Energy-Efficient Functional Safety Design Methodology Using ASIL Decomposition for Automotive Cyber-Physical Systems

Abstract

Automotive cyber-physical systems (ACPS) are typical cyber-physical systems because of the joint interaction between the cyber part and physical part. Functional safety requirement (including response time and reliability requirements) for an ACPS function must be assured for safe driving. Auto industry is cost-sensitive, power-sensitive, and environment-friendly. Energy consumption affects the development efficiency of the ACPS and the living environment of people. This paper solves the problem of optimizing the energy consumption for an ACPS function while assuring its functional safety requirement (i.e., energy-efficient functional safety for ACPS).

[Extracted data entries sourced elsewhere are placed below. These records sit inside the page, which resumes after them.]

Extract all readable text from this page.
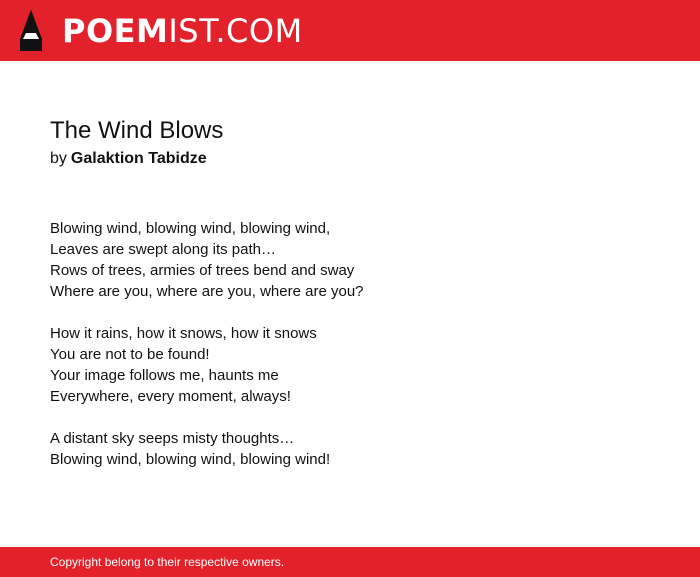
POEMIST.COM
The Wind Blows

by Galaktion Tabidze

Blowing wind, blowing wind, blowing wind,
Leaves are swept along its path…
Rows of trees, armies of trees bend and sway
Where are you, where are you, where are you?
How it rains, how it snows, how it snows
You are not to be found!
Your image follows me, haunts me
Everywhere, every moment, always!
A distant sky seeps misty thoughts…
Blowing wind, blowing wind, blowing wind!
Copyright belong to their respective owners.
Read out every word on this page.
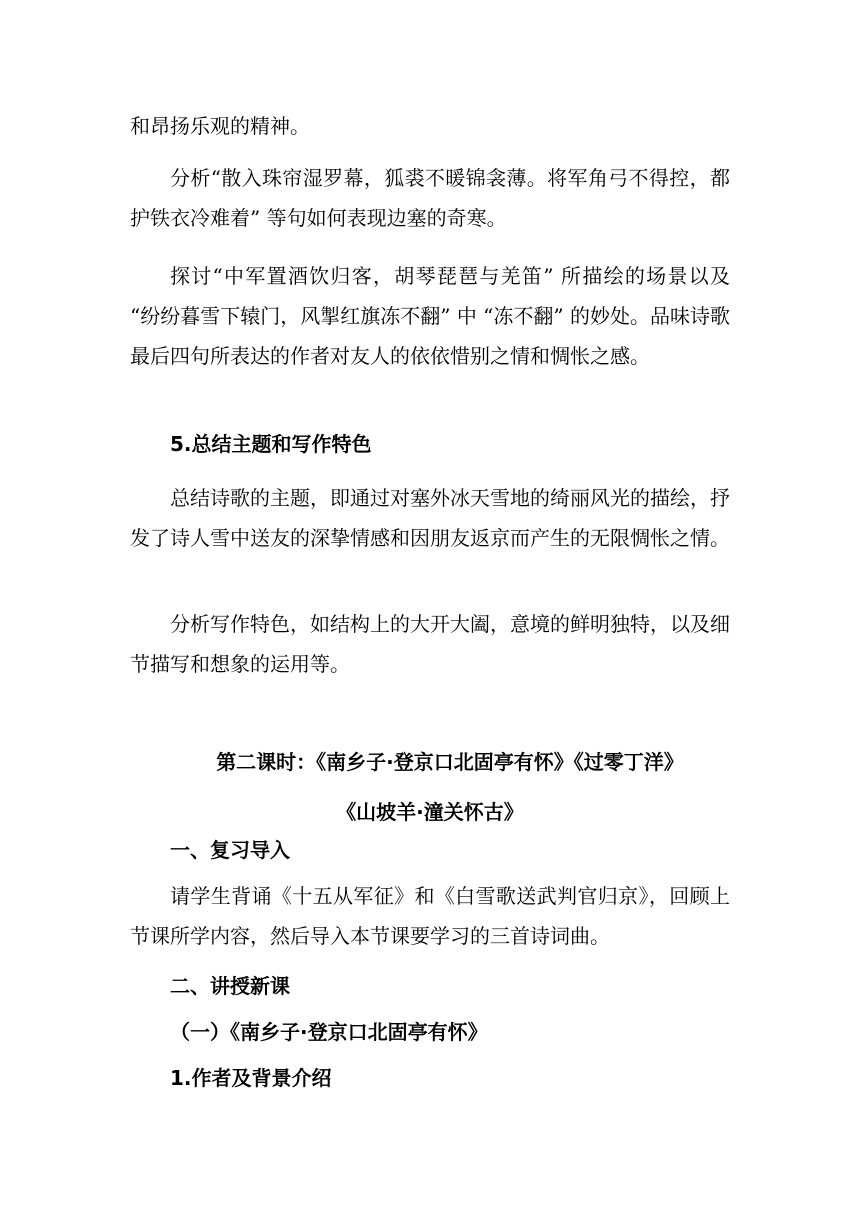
和昂扬乐观的精神。
分析“散入珠帘湿罗幕，狐裘不暖锦衾薄。将军角弓不得控，都护铁衣冷难着” 等句如何表现边塞的奇寒。
探讨“中军置酒饮归客，胡琴琵琶与羌笛” 所描绘的场景以及 “纷纷暮雪下辕门，风掣红旗冻不翻” 中 “冻不翻” 的妙处。品味诗歌最后四句所表达的作者对友人的依依惜别之情和惆怅之感。
5.总结主题和写作特色
总结诗歌的主题，即通过对塞外冰天雪地的绮丽风光的描绘，抒发了诗人雪中送友的深挚情感和因朋友返京而产生的无限惆怅之情。
分析写作特色，如结构上的大开大阖，意境的鲜明独特，以及细节描写和想象的运用等。
第二课时：《南乡子·登京口北固亭有怀》《过零丁洋》
《山坡羊·潼关怀古》
一、复习导入
请学生背诵《十五从军征》和《白雪歌送武判官归京》，回顾上节课所学内容，然后导入本节课要学习的三首诗词曲。
二、讲授新课
（一）《南乡子·登京口北固亭有怀》
1.作者及背景介绍
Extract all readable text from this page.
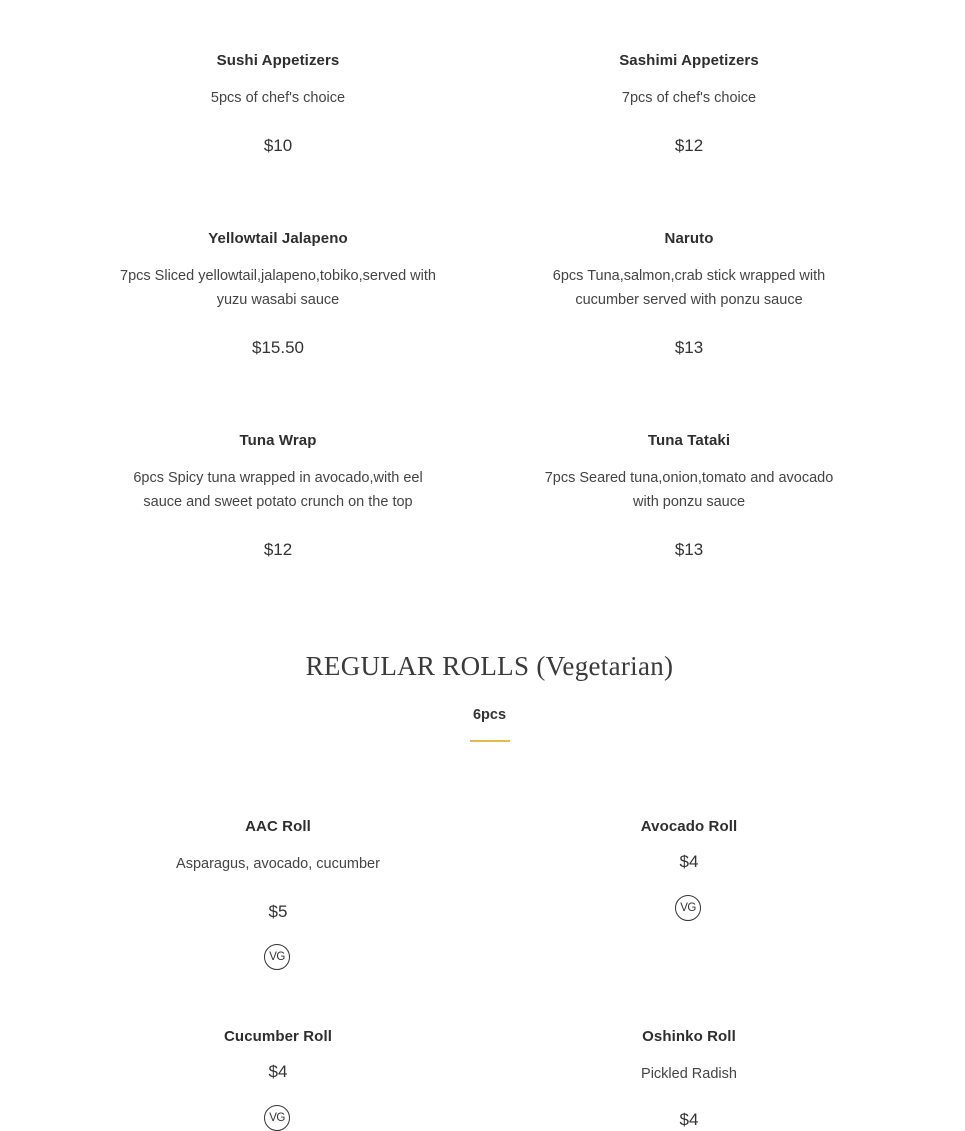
Sushi Appetizers
5pcs of chef's choice
$10
Sashimi Appetizers
7pcs of chef's choice
$12
Yellowtail Jalapeno
7pcs Sliced yellowtail,jalapeno,tobiko,served with yuzu wasabi sauce
$15.50
Naruto
6pcs Tuna,salmon,crab stick wrapped with cucumber served with ponzu sauce
$13
Tuna Wrap
6pcs Spicy tuna wrapped in avocado,with eel sauce and sweet potato crunch on the top
$12
Tuna Tataki
7pcs Seared tuna,onion,tomato and avocado with ponzu sauce
$13
REGULAR ROLLS (Vegetarian)
6pcs
AAC Roll
Asparagus, avocado, cucumber
$5
VG
Avocado Roll
$4
VG
Cucumber Roll
$4
VG
Oshinko Roll
Pickled Radish
$4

However, implementing minimum response time, maximum reliability, and minimum energy consumption is a conflicting problem. Consequently, solving the problem is a challenge. In this paper, we propose a three-stage design process toward energy-efficient functional safety for ACPS. The topic problem is divided into three sub-problems, namely, response time requirement verification (first stage), functional safety requirement verification (second stage), and functional safety-critical energy consumption optimization (third stage). The proposed energy-efficient functional safety design methodology is implemented by using automotive safety integrity level decomposition, which is defined in the ACPS functional safety standard ISO 26262. Experiments with real-life and synthetic ACPS functions reveal the advantages of the proposed design methodology toward energy-efficient functional safety for ACPS compared with state-of-the-art algorithms.